冯蓁没跟何敬计算,失恋的人的痛苦她明白,以是口里恨恨隧道:“我去找五殿下问个明白。”
本来何敬拦住萧谡后,大街上说话天然不便利,两人便进了白楼,坐的就是冯蓁和敏文隔壁的包间。这两个包间却有些特别,隔墙中心挂着一幅画,那画上有眼,并不隔音,本是为有些特别的客人筹办的,只怪冯蓁本日运气不好。
没曾想,何敬还真是出门了,可见这禁足是极具针对性的。平阳长公主这是看好六皇子萧诜那傻大个儿?冯蓁俄然有些替这位长公主的目光担忧起来。

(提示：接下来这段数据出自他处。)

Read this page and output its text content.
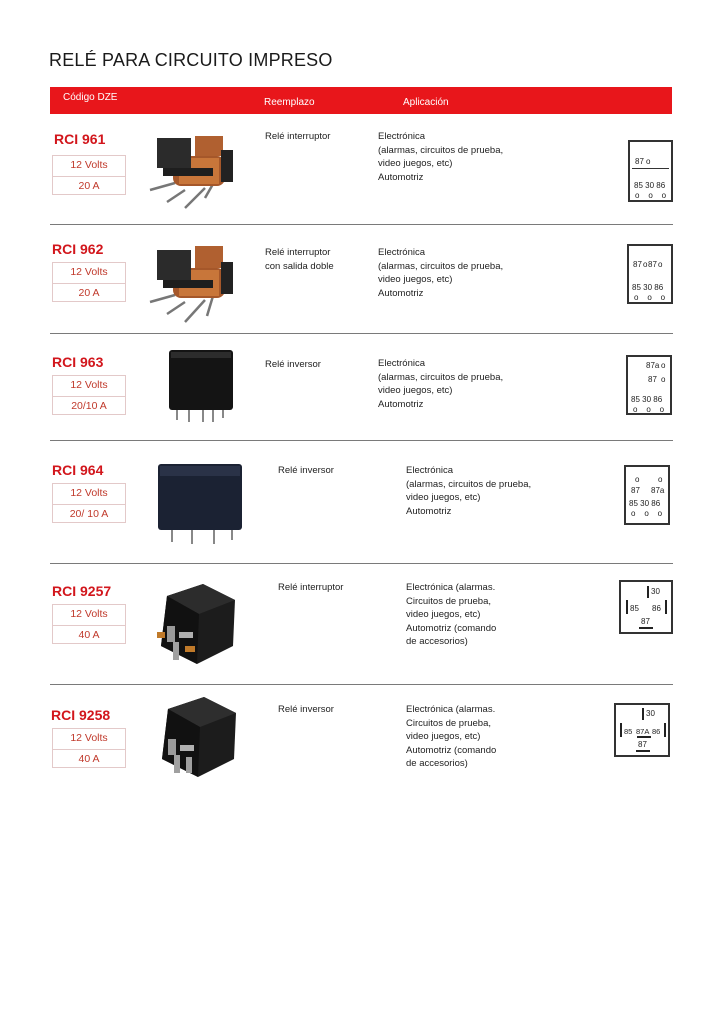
RELÉ PARA CIRCUITO IMPRESO
Código DZE	Reemplazo	Aplicación
RCI 961
12 Volts
20 A
Relé interruptor	Electrónica
(alarmas, circuitos de prueba,
video juegos, etc)
Automotriz
87 o
85 30 86
o    o    o
RCI 962
12 Volts
20 A
Relé interruptor
con salida doble
Electrónica
(alarmas, circuitos de prueba,
video juegos, etc)
Automotriz
87 o 87 o
85 30 86
o    o    o
RCI 963
12 Volts
20/10 A
Relé inversor	Electrónica
(alarmas, circuitos de prueba,
video juegos, etc)
Automotriz
87a o
87 o
85 30 86
o    o    o
RCI 964
12 Volts
20/ 10 A
Relé inversor	Electrónica
(alarmas, circuitos de prueba,
video juegos, etc)
Automotriz
o o
87 87a
85 30 86
o    o    o
RCI 9257
12 Volts
40 A
Relé interruptor	Electrónica (alarmas.
Circuitos de prueba,
video juegos, etc)
Automotriz (comando
de accesorios)
30
85 86
87
RCI 9258
12 Volts
40 A
Relé inversor	Electrónica (alarmas.
Circuitos de prueba,
video juegos, etc)
Automotriz (comando
de accesorios)
30
85 87A 86
87
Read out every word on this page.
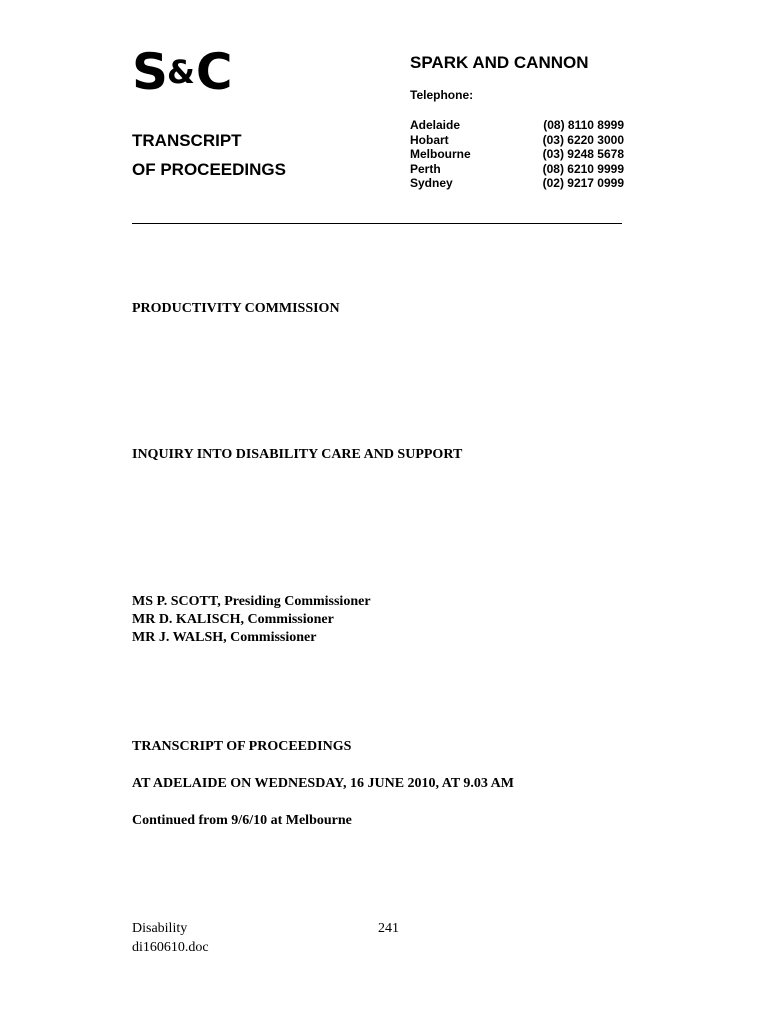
S&C	SPARK AND CANNON
Telephone:
Adelaide	(08) 8110 8999
Hobart	(03) 6220 3000
Melbourne	(03) 9248 5678
Perth	(08) 6210 9999
Sydney	(02) 9217 0999
TRANSCRIPT
OF PROCEEDINGS
PRODUCTIVITY COMMISSION
INQUIRY INTO DISABILITY CARE AND SUPPORT
MS P. SCOTT, Presiding Commissioner
MR D. KALISCH, Commissioner
MR J. WALSH, Commissioner
TRANSCRIPT OF PROCEEDINGS
AT ADELAIDE ON WEDNESDAY, 16 JUNE 2010, AT 9.03 AM
Continued from 9/6/10 at Melbourne
Disability
di160610.doc
241
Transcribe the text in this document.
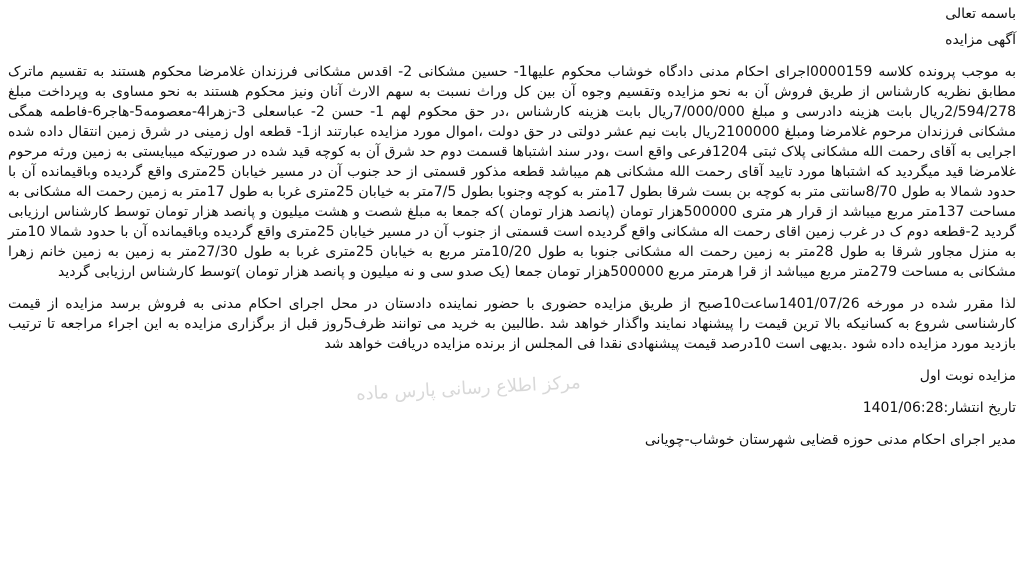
باسمه تعالی

آگهی مزایده

به موجب پرونده کلاسه 0000159اجرای احکام مدنی دادگاه خوشاب محکوم علیها1- حسین مشکانی 2- اقدس مشکانی فرزندان غلامرضا محکوم هستند به تقسیم ماترک مطابق نظریه کارشناس از طریق فروش آن به نحو مزایده وتقسیم وجوه آن بین کل وراث نسبت به سهم الارث آنان ونیز محکوم هستند به نحو مساوی به وپرداخت مبلغ 2/594/278ریال بابت هزینه دادرسی و مبلغ 7/000/000ریال بابت هزینه کارشناس ،در حق محکوم لهم 1- حسن 2- عباسعلی 3-زهرا4-معصومه5-هاجر6-فاطمه همگی مشکانی فرزندان مرحوم غلامرضا ومبلغ 2100000ریال بابت نیم عشر دولتی در حق دولت ،اموال مورد مزایده عبارتند از1- قطعه اول زمینی در شرق زمین انتقال داده شده اجرایی به آقای رحمت الله مشکانی پلاک ثبتی 1204فرعی واقع است ،ودر سند اشتباها قسمت دوم حد شرق آن به کوچه قید شده در صورتیکه میبایستی به زمین ورثه مرحوم غلامرضا قید میگردید که اشتباها مورد تایید آقای رحمت الله مشکانی هم میباشد قطعه مذکور قسمتی از حد جنوب آن در مسیر خیابان 25متری واقع گردیده وباقیمانده آن با حدود شمالا به طول 8/70سانتی متر به کوچه بن بست شرقا بطول 17متر به کوچه وجنوبا بطول 7/5متر به خیابان 25متری غربا به طول 17متر به زمین رحمت اله مشکانی به مساحت 137متر مربع میباشد از قرار هر متری 500000هزار تومان (پانصد هزار تومان )که جمعا به مبلغ شصت و هشت میلیون و پانصد هزار تومان توسط کارشناس ارزیابی گردید 2-قطعه دوم ک در غرب زمین اقای رحمت اله مشکانی واقع گردیده است قسمتی از جنوب آن در مسیر خیابان 25متری واقع گردیده وباقیمانده آن با حدود شمالا 10متر به منزل مجاور شرقا به طول 28متر به زمین رحمت اله مشکانی جنوبا به طول 10/20متر مربع به خیابان 25متری غربا به طول 27/30متر به زمین به زمین خانم زهرا مشکانی به مساحت 279متر مربع میباشد از قرا هرمتر مربع 500000هزار تومان جمعا (یک صدو سی و نه میلیون و پانصد هزار تومان )توسط کارشناس ارزیابی گردید

لذا مقرر شده در مورخه 1401/07/26ساعت10صبح از طریق مزایده حضوری با حضور نماینده دادستان در محل اجرای احکام مدنی به فروش برسد مزایده از قیمت کارشناسی شروع به کسانیکه بالا ترین قیمت را پیشنهاد نمایند واگذار خواهد شد .طالبین به خرید می توانند ظرف5روز قبل از برگزاری مزایده به این اجراء مراجعه تا ترتیب بازدید مورد مزایده داده شود .بدیهی است 10درصد قیمت پیشنهادی نقدا فی المجلس از برنده مزایده دریافت خواهد شد

مزایده نوبت اول

تاریخ انتشار:1401/06:28

مدیر اجرای احکام مدنی حوزه قضایی شهرستان خوشاب-چویانی

مرکز اطلاع رسانی پارس ماده
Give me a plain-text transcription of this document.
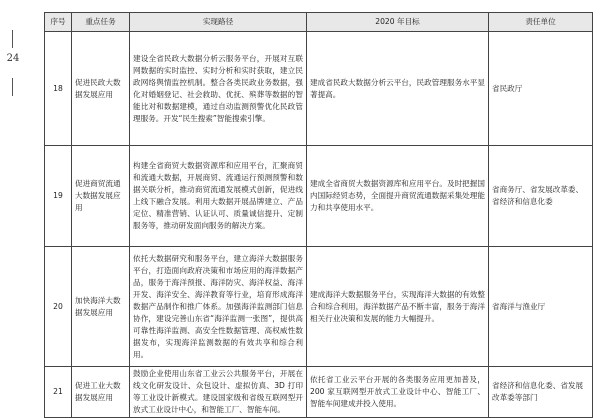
24
序号	重点任务	实现路径	2020 年目标	责任单位
18	促进民政大数据发展应用	建设全省民政大数据分析云服务平台，开展对互联网数据的实时监控、实时分析和实时获取，建立民政网络舆情监控机制。整合各类民政业务数据，强化对婚姻登记、社会救助、优抚、殡葬等数据的智能比对和数据建模，通过自动监测预警优化民政管理服务。开发“民生搜索”智能搜索引擎。	建成省民政大数据分析云平台，民政管理服务水平显著提高。	省民政厅
19	促进商贸流通大数据发展应用	构建全省商贸大数据资源库和应用平台，汇聚商贸和流通大数据，开展商贸、流通运行预测预警和数据关联分析，推动商贸流通发展模式创新，促进线上线下融合发展。利用大数据开展品牌建立、产品定位、精准营销、认证认可、质量诚信提升、定制服务等，推动研发面向服务的解决方案。	建成全省商贸大数据资源库和应用平台。及时把握国内国际经贸态势，全面提升商贸流通数据采集处理能力和共享使用水平。	省商务厅、省发展改革委、省经济和信息化委
20	加快海洋大数据发展应用	依托大数据研究和服务平台，建立海洋大数据服务平台，打造面向政府决策和市场应用的海洋数据产品，服务于海洋预报、海洋防灾、海洋权益、海洋开发、海洋安全、海洋教育等行业，培育形成海洋数据产品制作和推广体系。加强海洋监测部门信息协作，建设完善山东省“海洋监测一张图”，提供高可靠性海洋监测、高安全性数据管理、高权威性数据发布，实现海洋监测数据的有效共享和综合利用。	建成海洋大数据服务平台，实现海洋大数据的有效整合和综合利用，海洋数据产品不断丰富，服务于海洋相关行业决策和发展的能力大幅提升。	省海洋与渔业厅
21	促进工业大数据发展应用	鼓励企业使用山东省工业云公共服务平台，开展在线文化研发设计、众包设计、虚拟仿真、3D 打印等工业设计新模式。建设国家级和省级互联网型开放式工业设计中心，和智能工厂、智能车间。	依托省工业云平台开展的各类服务应用更加普及，200 家互联网型开放式工业设计中心、智能工厂、智能车间建成并投入使用。	省经济和信息化委、省发展改革委等部门
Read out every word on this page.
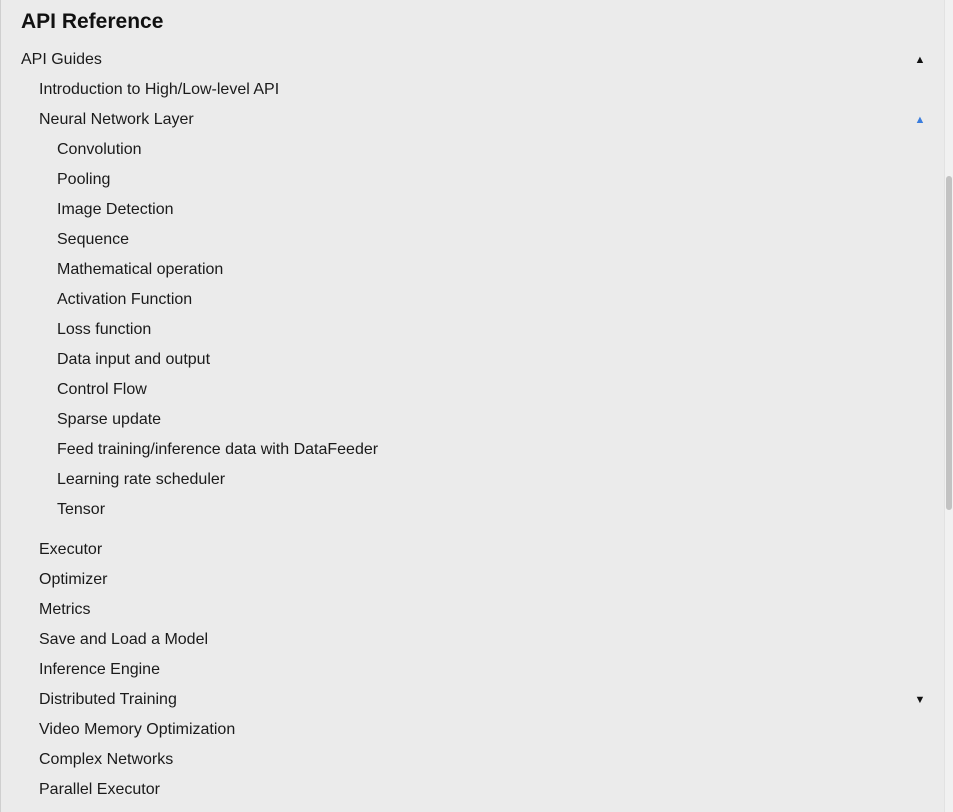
API Reference
API Guides	▲
Introduction to High/Low-level API
Neural Network Layer	▲
Convolution
Pooling
Image Detection
Sequence
Mathematical operation
Activation Function
Loss function
Data input and output
Control Flow
Sparse update
Feed training/inference data with DataFeeder
Learning rate scheduler
Tensor
Executor
Optimizer
Metrics
Save and Load a Model
Inference Engine
Distributed Training	▼
Video Memory Optimization
Complex Networks
Parallel Executor
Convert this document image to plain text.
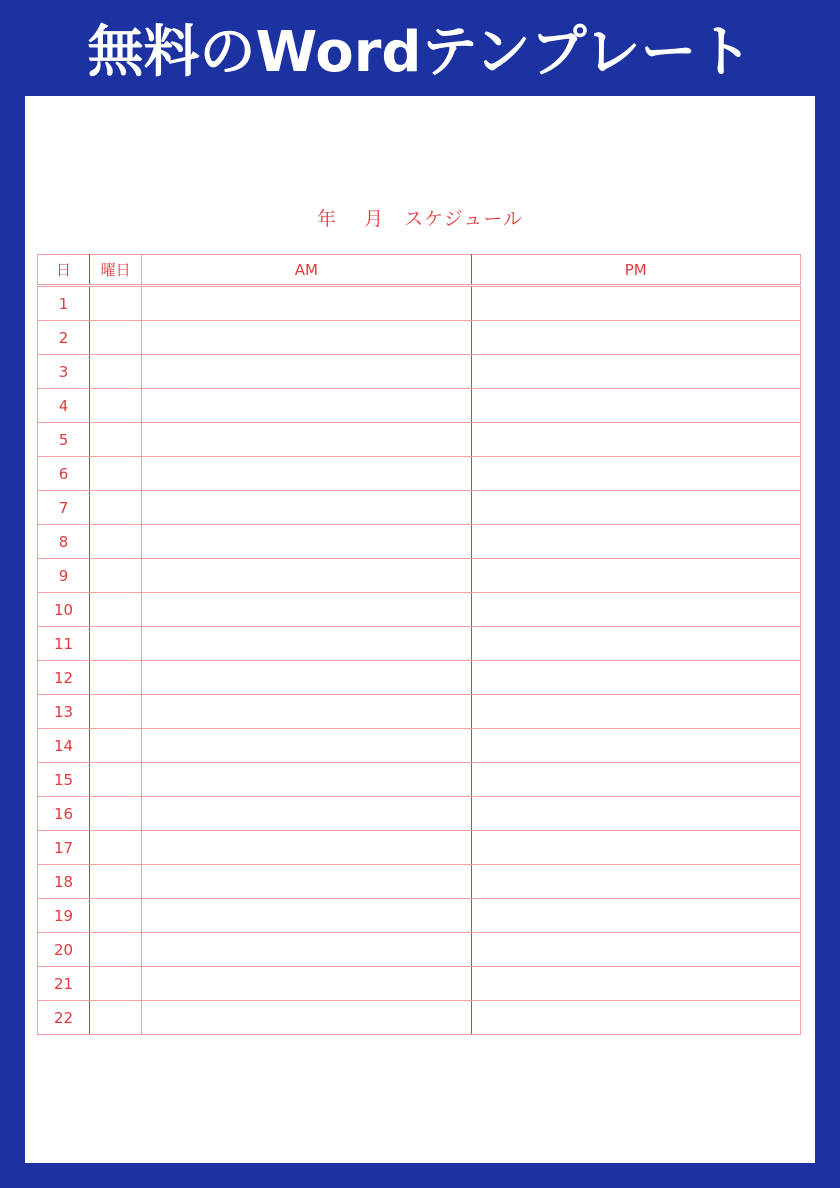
無料のWordテンプレート
年　 月　スケジュール
日	曜日	AM	PM
1			
2			
3			
4			
5			
6			
7			
8			
9			
10			
11			
12			
13			
14			
15			
16			
17			
18			
19			
20			
21			
22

“敬姐姐,你银子真的带够了吗?”冯蓁下筷前再次跟何敬确认道。
冯蓁心想若换了甚么明、清,这类体例天然是想都不要想,但现在不是华朝么?“你听我持续说,你扒了他的裤子,这件事闹得越大越好,到时候皇上毕竟是你父皇,总不能让你去死,为了不闹出丑事儿来,还不得大手一挥给你俩指婚啊?”
然何敬却不肯往深了想,只把统统都怪到了冯蓁身上,不然想明白了只会更难过。
冯蓁则趁机点了一桌子菜。提及来她也算是出身王谢了,但兜里的银子真是少得不幸,这白楼一桌酒菜就要二十几两银子,那是她一年的月例钱。
冯蓁不消看也晓得来人是谁。刚才她远远地随便一瞥就看到萧谡打马畴前面五凤楼出来了。何敬守在白楼就是冲着他来的。
敏文不说话了。
“再不济,到时候我求着外大母帮你说说话,敬姐姐也能求平阳长公主,不然再拉上六殿下甚么的,那么多人讨情,我就不信皇上不承诺。”冯蓁边吃菜边道。
冯蓁惊奇地伸开了嘴, “你不是……”
这媒介不搭后语的,也亏冯蓁了解才气好,看来平阳长公主是不看好萧谡?
冯蓁瞪了恼人一眼,“祸从口出。”
冯蓁笑道:“我归恰是受人之托,忠人之事, 谁知敬姐姐竟然禁了足。”冯蓁摊摊手。
敏文笑道:“你说得倒轻易,怎的不见你去扒人裤子啊?”
敏文一口水差点儿没喷到冯蓁的脸上,“你,你……”
冯蓁和敏文面面相觑,都想到了先才的话,可没事理睬被何敬闻声啊,再说了即便闻声,也不消气成如许吧?
不过何敬才笑了一半就收敛了笑意,因为她已经眼尖地看到了御街上那骑马的人,仓促地下了楼。